The remainder obtained when the polynomial `x+x^(3)+x^(9)+x^(27)+x^(81)+x^(243)` is divided by `x^(2)-1` is (a)6x+1 (b)5x+1 (c)4x (d)6x

To find the remainder of the polynomial \( P(x) = x + x^3 + x^9 + x^{27} + x^{81} + x^{243} \) when divided by \( x^2 - 1 \), we can use the Remainder Theorem. The theorem states that the remainder of a polynomial \( P(x) \) when divided by \( x - c \) is \( P(c) \).
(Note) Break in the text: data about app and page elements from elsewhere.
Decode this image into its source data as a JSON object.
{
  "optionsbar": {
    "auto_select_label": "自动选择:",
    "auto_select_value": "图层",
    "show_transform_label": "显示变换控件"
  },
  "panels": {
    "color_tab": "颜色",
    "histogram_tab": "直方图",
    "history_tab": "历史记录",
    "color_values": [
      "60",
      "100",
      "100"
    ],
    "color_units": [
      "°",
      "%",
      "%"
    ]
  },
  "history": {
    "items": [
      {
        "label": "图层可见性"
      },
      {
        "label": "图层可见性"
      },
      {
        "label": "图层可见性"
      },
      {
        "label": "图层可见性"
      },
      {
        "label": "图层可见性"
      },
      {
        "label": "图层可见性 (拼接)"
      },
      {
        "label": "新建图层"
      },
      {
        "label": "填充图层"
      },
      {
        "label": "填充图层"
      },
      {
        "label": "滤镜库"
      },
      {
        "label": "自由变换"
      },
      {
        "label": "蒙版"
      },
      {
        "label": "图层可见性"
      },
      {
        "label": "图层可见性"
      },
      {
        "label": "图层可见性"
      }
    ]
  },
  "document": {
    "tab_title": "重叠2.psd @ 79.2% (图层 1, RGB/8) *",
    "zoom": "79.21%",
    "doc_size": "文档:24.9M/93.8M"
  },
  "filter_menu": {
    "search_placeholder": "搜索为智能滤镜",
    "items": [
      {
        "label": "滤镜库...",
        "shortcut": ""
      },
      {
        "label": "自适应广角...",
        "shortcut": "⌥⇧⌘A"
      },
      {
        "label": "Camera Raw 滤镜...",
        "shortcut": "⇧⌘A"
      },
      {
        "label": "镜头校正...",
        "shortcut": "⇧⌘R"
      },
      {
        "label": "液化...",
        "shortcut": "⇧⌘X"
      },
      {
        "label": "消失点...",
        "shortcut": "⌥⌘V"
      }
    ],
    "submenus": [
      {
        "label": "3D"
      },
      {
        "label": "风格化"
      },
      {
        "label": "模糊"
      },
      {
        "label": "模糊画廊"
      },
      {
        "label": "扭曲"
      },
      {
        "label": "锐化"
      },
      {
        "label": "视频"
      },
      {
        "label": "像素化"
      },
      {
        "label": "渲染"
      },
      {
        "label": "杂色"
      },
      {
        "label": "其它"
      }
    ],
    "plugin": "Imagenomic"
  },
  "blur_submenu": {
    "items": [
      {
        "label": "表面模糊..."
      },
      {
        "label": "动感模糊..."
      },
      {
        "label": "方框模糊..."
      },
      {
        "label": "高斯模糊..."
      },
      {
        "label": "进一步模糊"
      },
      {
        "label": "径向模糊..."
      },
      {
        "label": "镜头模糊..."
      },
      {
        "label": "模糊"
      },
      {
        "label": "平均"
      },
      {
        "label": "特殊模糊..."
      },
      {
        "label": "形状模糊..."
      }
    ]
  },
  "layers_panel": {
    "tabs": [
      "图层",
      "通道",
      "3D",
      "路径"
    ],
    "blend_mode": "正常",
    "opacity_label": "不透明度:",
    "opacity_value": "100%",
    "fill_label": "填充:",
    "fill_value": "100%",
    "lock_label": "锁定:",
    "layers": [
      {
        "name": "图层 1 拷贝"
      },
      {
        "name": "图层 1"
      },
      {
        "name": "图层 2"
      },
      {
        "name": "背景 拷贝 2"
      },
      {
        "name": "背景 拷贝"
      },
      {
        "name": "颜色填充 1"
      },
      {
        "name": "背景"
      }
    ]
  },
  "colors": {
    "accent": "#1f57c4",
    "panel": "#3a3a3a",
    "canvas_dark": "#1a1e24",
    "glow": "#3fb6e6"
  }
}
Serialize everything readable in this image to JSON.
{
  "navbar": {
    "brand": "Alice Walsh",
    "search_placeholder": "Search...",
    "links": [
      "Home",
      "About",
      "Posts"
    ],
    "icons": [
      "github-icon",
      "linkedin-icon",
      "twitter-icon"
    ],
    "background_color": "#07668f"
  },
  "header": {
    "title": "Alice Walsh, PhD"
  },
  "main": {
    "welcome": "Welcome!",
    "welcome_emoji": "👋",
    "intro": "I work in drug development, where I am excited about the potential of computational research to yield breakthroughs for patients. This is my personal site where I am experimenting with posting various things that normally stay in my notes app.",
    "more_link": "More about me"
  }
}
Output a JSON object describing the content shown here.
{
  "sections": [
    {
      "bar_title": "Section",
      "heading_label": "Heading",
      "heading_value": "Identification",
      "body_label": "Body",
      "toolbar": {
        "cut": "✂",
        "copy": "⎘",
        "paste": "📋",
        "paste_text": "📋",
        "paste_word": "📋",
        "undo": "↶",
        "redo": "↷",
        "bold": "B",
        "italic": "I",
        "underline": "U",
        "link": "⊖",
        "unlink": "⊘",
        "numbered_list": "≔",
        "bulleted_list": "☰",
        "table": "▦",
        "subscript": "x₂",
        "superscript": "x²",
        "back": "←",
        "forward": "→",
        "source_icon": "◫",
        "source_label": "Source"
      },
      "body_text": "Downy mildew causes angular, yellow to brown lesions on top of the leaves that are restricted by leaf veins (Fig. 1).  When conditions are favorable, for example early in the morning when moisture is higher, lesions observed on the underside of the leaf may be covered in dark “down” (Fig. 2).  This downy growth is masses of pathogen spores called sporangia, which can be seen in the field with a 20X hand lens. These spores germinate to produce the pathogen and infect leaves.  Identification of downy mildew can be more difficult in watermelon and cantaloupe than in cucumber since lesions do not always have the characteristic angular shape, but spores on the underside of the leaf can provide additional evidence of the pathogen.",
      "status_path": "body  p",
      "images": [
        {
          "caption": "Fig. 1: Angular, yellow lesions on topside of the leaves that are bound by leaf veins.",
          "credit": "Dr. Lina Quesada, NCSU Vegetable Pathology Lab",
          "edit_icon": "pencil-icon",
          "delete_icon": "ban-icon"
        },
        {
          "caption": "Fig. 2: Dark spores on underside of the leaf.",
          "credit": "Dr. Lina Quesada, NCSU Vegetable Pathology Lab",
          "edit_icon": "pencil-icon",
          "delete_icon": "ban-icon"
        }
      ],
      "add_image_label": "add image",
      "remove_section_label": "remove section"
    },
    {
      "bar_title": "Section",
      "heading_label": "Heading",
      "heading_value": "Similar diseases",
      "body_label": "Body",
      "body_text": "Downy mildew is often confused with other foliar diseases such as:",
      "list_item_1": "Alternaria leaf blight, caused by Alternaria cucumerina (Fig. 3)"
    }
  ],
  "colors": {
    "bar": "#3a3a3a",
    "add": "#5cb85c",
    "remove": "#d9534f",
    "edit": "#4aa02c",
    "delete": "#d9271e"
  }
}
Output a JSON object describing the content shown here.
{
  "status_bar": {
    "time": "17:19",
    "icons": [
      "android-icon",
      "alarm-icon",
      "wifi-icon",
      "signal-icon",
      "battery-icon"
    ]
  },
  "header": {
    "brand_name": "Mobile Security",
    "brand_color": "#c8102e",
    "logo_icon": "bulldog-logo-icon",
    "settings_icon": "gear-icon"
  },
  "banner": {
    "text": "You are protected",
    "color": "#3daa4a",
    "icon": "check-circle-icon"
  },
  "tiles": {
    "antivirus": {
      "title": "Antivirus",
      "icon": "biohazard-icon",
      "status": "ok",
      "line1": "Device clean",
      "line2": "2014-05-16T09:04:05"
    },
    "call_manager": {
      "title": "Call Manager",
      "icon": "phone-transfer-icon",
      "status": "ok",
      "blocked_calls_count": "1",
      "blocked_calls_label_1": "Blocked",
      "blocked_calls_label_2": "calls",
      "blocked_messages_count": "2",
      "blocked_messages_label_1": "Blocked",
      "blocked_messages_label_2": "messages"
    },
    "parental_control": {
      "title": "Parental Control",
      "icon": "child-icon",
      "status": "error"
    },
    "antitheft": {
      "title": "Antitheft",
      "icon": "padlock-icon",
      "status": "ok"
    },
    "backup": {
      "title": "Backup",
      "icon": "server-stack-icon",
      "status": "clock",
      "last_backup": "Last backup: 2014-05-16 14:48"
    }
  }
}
Since \( x^2 - 1 = (x - 1)(x + 1) \), we will evaluate the polynomial at \( x = 1 \) and \( x = -1 \). ### Step 1: Evaluate \( P(1) \) Substituting \( x = 1 \) into the polynomial: \[ P(1) = 1 + 1^3 + 1^9 + 1^{27} + 1^{81} + 1^{243} \] Calculating each term: \[ P(1) = 1 + 1 + 1 + 1 + 1 + 1 = 6 \] ### Step 2: Evaluate \( P(-1) \) Substituting \( x = -1 \) into the polynomial: \[ P(-1) = -1 + (-1)^3 + (-1)^9 + (-1)^{27} + (-1)^{81} + (-1)^{243} \] Calculating each term: \[ P(-1) = -1 - 1 - 1 - 1 - 1 - 1 = -6 \] ### Step 3: Form the remainder polynomial The remainder when dividing by \( x^2 - 1 \) can be expressed in the form \( R(x) = ax + b \). We have two equations from our evaluations: 1. \( R(1) = a(1) + b = 6 \) 2. \( R(-1) = a(-1) + b = -6 \) This gives us the system of equations: 1. \( a + b = 6 \) (Equation 1) 2. \( -a + b = -6 \) (Equation 2) ### Step 4: Solve the system of equations Subtract Equation 2 from Equation 1: \[ (a + b) - (-a + b) = 6 - (-6) \] This simplifies to: \[ 2a = 12 \implies a = 6 \] Substituting \( a = 6 \) back into Equation 1: \[ 6 + b = 6 \implies b = 0 \] ### Step 5: Write the final remainder Thus, the remainder \( R(x) \) is: \[ R(x) = 6x + 0 = 6x \] ### Conclusion The remainder obtained when the polynomial \( x + x^3 + x^9 + x^{27} + x^{81} + x^{243} \) is divided by \( x^2 - 1 \) is \( 6x \). ### Answer The correct option is (d) \( 6x \).